The office of the civil surgeon here is in a building that has completed 101 years and now become unsafe.
Raised when Faridkot was a princely estate, it was formerly Dane Rani Suraj Kaur Zenana (women's) Hospital, of which Lady Edith Dane of England laid the foundation stone on March 1, 1911.
Even after some years have passed since it was declared unsafe, it continues to house important offices. The civil surgeon moved to the Civil Hospital some years ago, yet his team still works under the old, crumbling roof.
The building holds the district-level malaria-testing laboratory, office of the registrar of births and deaths; team implementing the Food Safety and Standards Act of 2006; media office of the civil surgeon; Pulse Polio mission monitoring office of the World Health Organisation (WHO); and the workplace of the district health officer (DHO).
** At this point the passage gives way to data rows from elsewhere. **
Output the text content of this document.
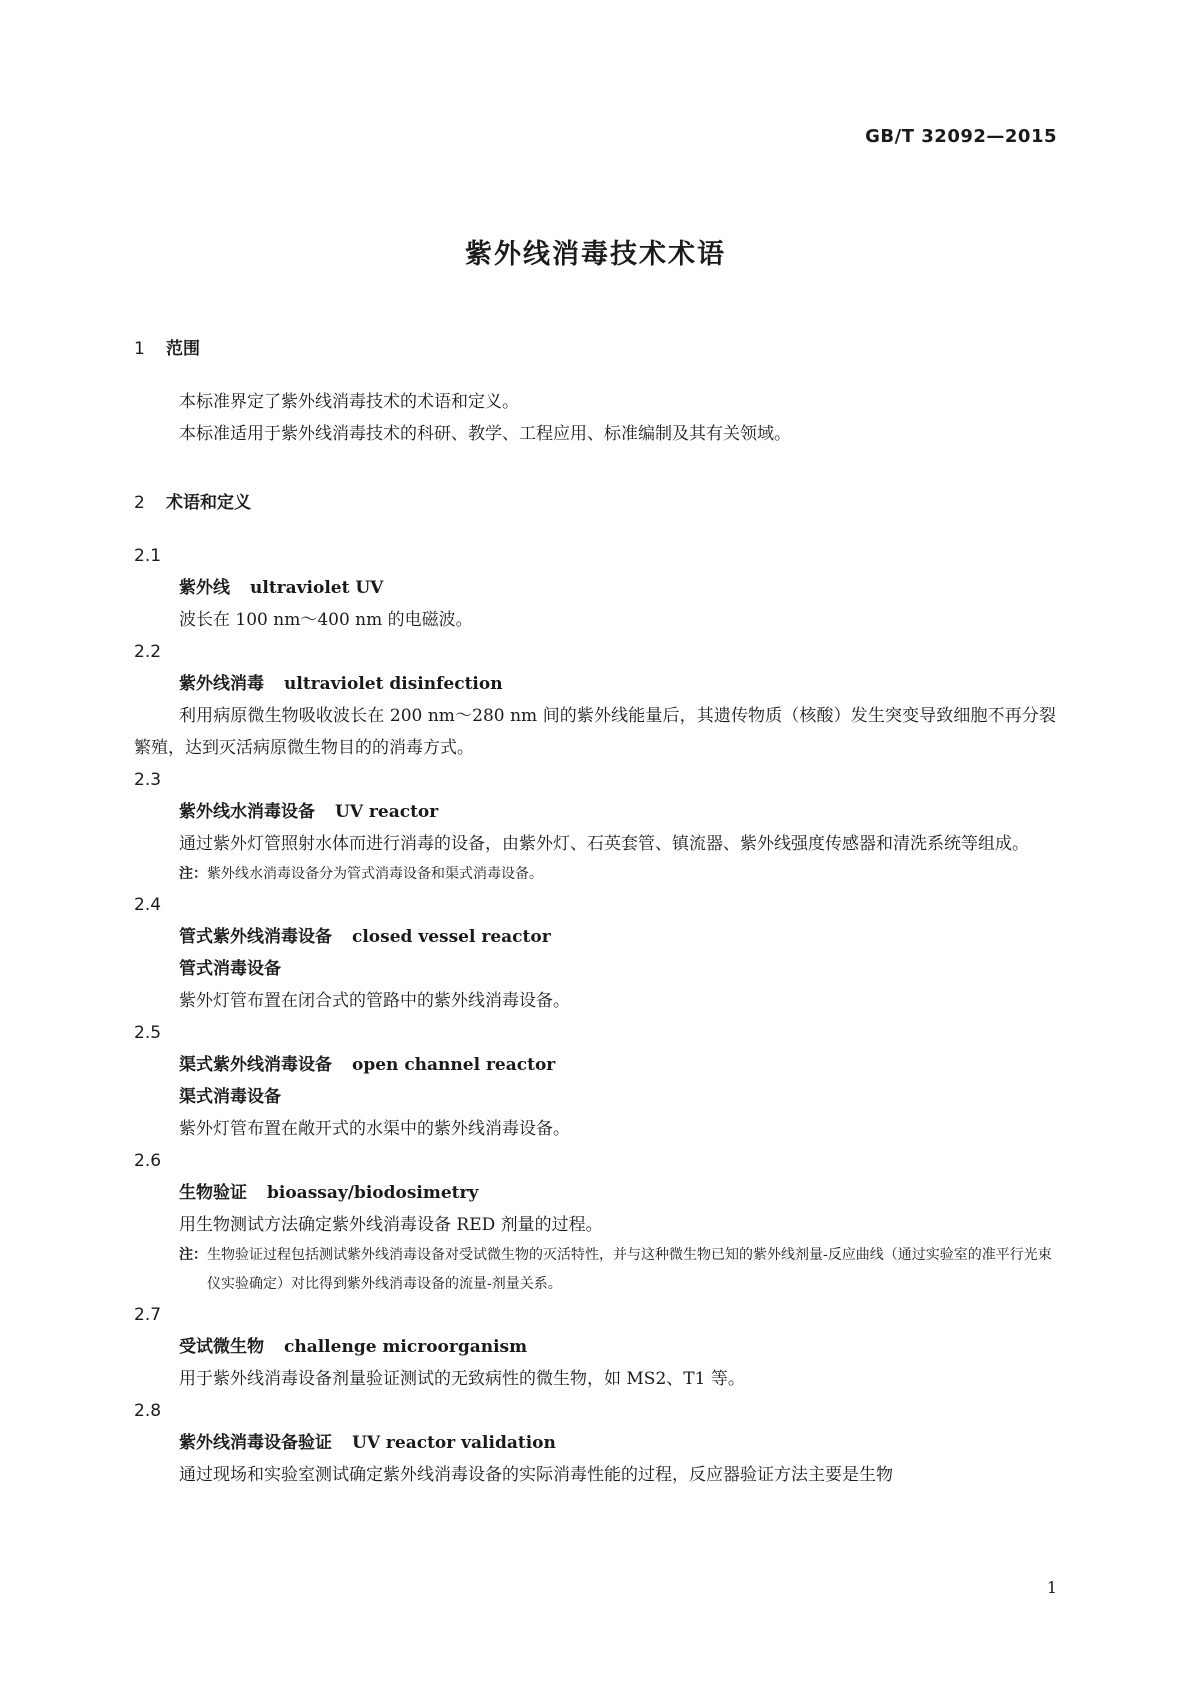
GB/T 32092—2015
紫外线消毒技术术语
1 范围

本标准界定了紫外线消毒技术的术语和定义。

本标准适用于紫外线消毒技术的科研、教学、工程应用、标准编制及其有关领域。

2 术语和定义
2.1
紫外线 ultraviolet UV

波长在 100 nm～400 nm 的电磁波。

2.2
紫外线消毒 ultraviolet disinfection

利用病原微生物吸收波长在 200 nm～280 nm 间的紫外线能量后，其遗传物质（核酸）发生突变导致细胞不再分裂繁殖，达到灭活病原微生物目的的消毒方式。

2.3
紫外线水消毒设备 UV reactor

通过紫外灯管照射水体而进行消毒的设备，由紫外灯、石英套管、镇流器、紫外线强度传感器和清洗系统等组成。

注：紫外线水消毒设备分为管式消毒设备和渠式消毒设备。

2.4
管式紫外线消毒设备 closed vessel reactor
管式消毒设备

紫外灯管布置在闭合式的管路中的紫外线消毒设备。

2.5
渠式紫外线消毒设备 open channel reactor
渠式消毒设备

紫外灯管布置在敞开式的水渠中的紫外线消毒设备。

2.6
生物验证 bioassay/biodosimetry

用生物测试方法确定紫外线消毒设备 RED 剂量的过程。

注： 生物验证过程包括测试紫外线消毒设备对受试微生物的灭活特性，并与这种微生物已知的紫外线剂量-反应曲线（通过实验室的准平行光束仪实验确定）对比得到紫外线消毒设备的流量-剂量关系。

2.7
受试微生物 challenge microorganism

用于紫外线消毒设备剂量验证测试的无致病性的微生物，如 MS2、T1 等。

2.8
紫外线消毒设备验证 UV reactor validation

通过现场和实验室测试确定紫外线消毒设备的实际消毒性能的过程，反应器验证方法主要是生物

1
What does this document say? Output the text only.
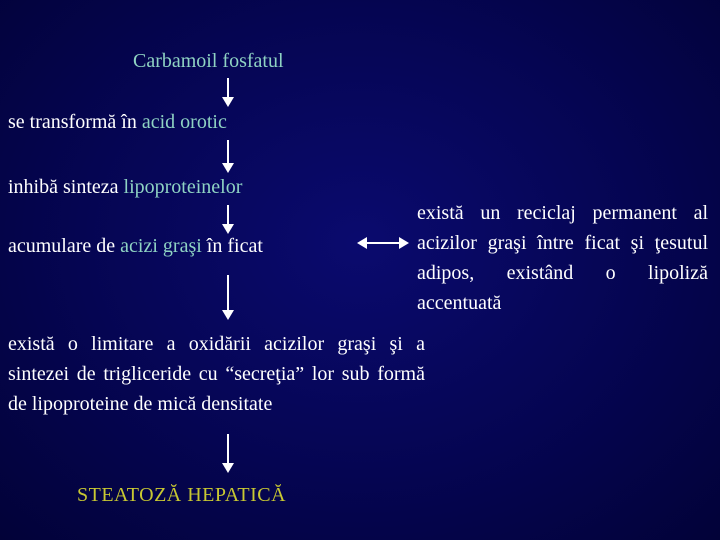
Carbamoil fosfatul

se transformă în acid orotic

inhibă sinteza lipoproteinelor

acumulare de acizi graşi în ficat

există un reciclaj permanent al acizilor graşi între ficat şi ţesutul adipos, existând o lipoliză accentuată
există o limitare a oxidării acizilor graşi şi a sintezei de trigliceride cu “secreţia” lor sub formă de lipoproteine de mică densitate

STEATOZĂ HEPATICĂ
The building's old-style tile-batten roof (supported with small pieces of wood) has aged. "We have 42 employees sitting under it," said an official in one of these offices. "The building is unsafe, yet we have received no money for its repair or maintenance."
Years ago, the space in the Civil Hospital was taken for all these offices, yet only the civil surgeon's desk moved there.
Built of honest material
The structure, however, did last 101 years, when many new buildings of the state government have disintegrated at half their age. The credit for its long life goes to the quality material and sound architecture.
The building of Shaheed Bhagat Singh College, Kotkapura, has become unsafe in just three decades. Its reinforced concrete cement (RCC) structure was supposed to last 80 year.
The civil surgeon of Faridkot, Dr Gurdit Singh, took the plea that he had just joined. "I will have to check the record," he said, "but I do promise to take quick action."